After playing Chopin, I feel as if I had been weeping over sins that I had never committed, and mourning over tragedies that were not my own. Music always seems to me to produce that effect. It creates for one a past of which one has been ignorant, and fills one with a sense of sorrows that had been hidden from one's tears. I can fancy a man who had led a perfectly commonplace life, hearing by chance some curious piece of music, and suddenly discovering that his soul, without his being conscious of it, had passed through terrible experiences, and known fearful joys, or wild romantic loves, or great renunciations."

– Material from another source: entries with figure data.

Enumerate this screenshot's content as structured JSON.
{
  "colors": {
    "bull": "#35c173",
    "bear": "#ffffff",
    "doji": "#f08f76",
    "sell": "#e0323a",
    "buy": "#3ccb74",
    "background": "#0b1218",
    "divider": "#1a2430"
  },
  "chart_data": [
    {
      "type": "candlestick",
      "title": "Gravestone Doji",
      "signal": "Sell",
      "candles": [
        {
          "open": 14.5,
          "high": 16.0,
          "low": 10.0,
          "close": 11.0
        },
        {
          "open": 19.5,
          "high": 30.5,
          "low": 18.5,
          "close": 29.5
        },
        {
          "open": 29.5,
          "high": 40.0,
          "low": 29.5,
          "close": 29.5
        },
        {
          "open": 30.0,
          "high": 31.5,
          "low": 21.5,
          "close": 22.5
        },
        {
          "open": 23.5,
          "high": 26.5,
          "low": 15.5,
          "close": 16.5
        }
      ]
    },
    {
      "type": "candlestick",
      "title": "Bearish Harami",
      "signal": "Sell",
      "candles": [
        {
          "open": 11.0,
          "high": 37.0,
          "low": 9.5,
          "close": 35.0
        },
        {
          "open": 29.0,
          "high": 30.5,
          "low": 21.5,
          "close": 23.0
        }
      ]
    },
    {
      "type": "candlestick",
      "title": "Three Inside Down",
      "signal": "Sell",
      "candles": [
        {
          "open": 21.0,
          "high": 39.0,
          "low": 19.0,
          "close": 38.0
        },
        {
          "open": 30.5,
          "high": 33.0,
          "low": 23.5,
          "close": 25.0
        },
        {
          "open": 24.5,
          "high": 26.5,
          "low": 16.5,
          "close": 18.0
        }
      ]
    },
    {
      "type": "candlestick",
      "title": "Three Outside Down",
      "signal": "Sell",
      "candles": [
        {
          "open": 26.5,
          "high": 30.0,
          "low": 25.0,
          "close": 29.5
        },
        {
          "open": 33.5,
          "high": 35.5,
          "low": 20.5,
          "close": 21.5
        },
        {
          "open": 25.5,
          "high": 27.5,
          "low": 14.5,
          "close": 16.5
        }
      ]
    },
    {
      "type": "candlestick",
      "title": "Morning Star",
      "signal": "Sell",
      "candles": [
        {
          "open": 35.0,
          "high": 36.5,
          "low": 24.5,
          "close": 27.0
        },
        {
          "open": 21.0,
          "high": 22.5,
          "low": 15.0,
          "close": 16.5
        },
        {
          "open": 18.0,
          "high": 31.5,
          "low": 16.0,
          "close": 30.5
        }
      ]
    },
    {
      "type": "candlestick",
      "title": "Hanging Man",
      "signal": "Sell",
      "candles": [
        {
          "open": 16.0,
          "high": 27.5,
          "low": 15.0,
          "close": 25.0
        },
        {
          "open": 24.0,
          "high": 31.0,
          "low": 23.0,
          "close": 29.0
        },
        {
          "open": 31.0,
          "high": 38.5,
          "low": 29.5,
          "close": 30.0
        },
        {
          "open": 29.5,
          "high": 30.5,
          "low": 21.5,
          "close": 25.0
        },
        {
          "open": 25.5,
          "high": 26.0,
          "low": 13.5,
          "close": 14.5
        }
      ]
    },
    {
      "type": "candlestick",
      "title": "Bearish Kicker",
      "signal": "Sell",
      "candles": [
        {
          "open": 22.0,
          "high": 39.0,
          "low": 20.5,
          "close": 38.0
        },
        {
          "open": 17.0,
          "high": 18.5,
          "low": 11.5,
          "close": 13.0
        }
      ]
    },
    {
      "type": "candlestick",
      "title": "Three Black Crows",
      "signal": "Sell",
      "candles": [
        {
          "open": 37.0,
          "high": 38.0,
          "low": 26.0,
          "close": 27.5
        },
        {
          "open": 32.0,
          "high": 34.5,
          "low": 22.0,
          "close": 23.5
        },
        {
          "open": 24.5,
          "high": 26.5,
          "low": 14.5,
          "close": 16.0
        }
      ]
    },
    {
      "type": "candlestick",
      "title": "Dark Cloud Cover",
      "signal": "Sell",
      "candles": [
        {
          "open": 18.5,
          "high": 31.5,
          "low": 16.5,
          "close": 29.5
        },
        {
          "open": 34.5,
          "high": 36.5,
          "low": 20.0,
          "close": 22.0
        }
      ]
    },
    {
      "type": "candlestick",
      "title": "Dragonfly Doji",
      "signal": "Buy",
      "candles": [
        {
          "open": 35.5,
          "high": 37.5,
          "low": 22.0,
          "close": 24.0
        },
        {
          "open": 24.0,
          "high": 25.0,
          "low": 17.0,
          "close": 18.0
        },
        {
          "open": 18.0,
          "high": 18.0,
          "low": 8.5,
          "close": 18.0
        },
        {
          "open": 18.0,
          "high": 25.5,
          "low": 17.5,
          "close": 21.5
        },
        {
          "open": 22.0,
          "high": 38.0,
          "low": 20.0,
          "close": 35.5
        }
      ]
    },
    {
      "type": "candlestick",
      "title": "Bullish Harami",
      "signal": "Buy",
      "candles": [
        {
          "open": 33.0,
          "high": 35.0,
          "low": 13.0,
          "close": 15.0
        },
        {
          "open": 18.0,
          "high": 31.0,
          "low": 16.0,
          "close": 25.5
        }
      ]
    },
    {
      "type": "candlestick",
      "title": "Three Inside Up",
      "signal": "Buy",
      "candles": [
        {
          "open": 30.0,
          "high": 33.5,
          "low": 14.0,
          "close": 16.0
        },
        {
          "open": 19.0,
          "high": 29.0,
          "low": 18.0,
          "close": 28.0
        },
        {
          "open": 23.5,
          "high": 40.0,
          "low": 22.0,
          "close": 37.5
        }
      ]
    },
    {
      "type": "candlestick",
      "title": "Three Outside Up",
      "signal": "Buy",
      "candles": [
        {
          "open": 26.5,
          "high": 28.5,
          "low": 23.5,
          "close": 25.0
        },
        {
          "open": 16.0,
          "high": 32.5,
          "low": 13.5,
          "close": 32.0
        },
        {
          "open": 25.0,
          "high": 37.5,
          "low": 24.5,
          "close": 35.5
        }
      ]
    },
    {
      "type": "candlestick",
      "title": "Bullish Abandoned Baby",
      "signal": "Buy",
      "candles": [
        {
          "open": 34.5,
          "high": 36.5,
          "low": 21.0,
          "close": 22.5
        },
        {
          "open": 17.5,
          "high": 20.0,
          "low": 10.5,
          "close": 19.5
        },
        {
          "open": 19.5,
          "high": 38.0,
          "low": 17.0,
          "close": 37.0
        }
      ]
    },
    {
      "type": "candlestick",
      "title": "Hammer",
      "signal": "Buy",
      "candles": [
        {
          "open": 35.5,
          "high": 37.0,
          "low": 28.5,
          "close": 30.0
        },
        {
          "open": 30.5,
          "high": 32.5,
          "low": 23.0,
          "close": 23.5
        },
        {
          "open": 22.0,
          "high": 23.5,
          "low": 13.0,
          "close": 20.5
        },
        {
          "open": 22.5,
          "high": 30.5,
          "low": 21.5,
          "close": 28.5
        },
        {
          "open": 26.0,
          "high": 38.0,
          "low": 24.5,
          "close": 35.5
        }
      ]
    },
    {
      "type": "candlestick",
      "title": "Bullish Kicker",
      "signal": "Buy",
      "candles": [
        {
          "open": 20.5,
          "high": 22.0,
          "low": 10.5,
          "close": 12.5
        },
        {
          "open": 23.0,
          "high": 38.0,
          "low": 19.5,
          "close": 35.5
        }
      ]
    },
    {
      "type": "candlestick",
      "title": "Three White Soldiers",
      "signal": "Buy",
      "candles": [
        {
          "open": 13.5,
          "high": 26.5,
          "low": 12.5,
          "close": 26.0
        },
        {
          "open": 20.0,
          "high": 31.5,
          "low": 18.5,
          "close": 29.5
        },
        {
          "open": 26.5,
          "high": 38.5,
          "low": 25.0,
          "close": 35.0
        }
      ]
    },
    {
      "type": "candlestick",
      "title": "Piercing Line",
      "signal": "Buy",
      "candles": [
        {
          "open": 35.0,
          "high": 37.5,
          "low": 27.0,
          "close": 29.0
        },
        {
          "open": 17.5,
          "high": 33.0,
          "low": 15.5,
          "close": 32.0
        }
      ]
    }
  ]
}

— Oscar Wilde, "The Critic as Artist"
Wilde did not play the piano; he is speaking through the dialogic character of Gilbert. As it happens, Wilde's brother, Willie, did have some ability as a pianist, and was particularly fond of Chopin. The composer Ethel Smyth reports, in her riveting memoir Impressions That Remained, that Willie not only played the Chopin Études but devised new endings for them. What these might have sounded like is anyone's guess. Even stranger is the fact that Willie proposed marriage to Smyth—immediately after she had become violently seasick during a voyage across the Irish Channel. Smyth entertained the notion for a few weeks, then turned him down. It was for the best: Smyth was a lesbian, Willie was an alcoholic.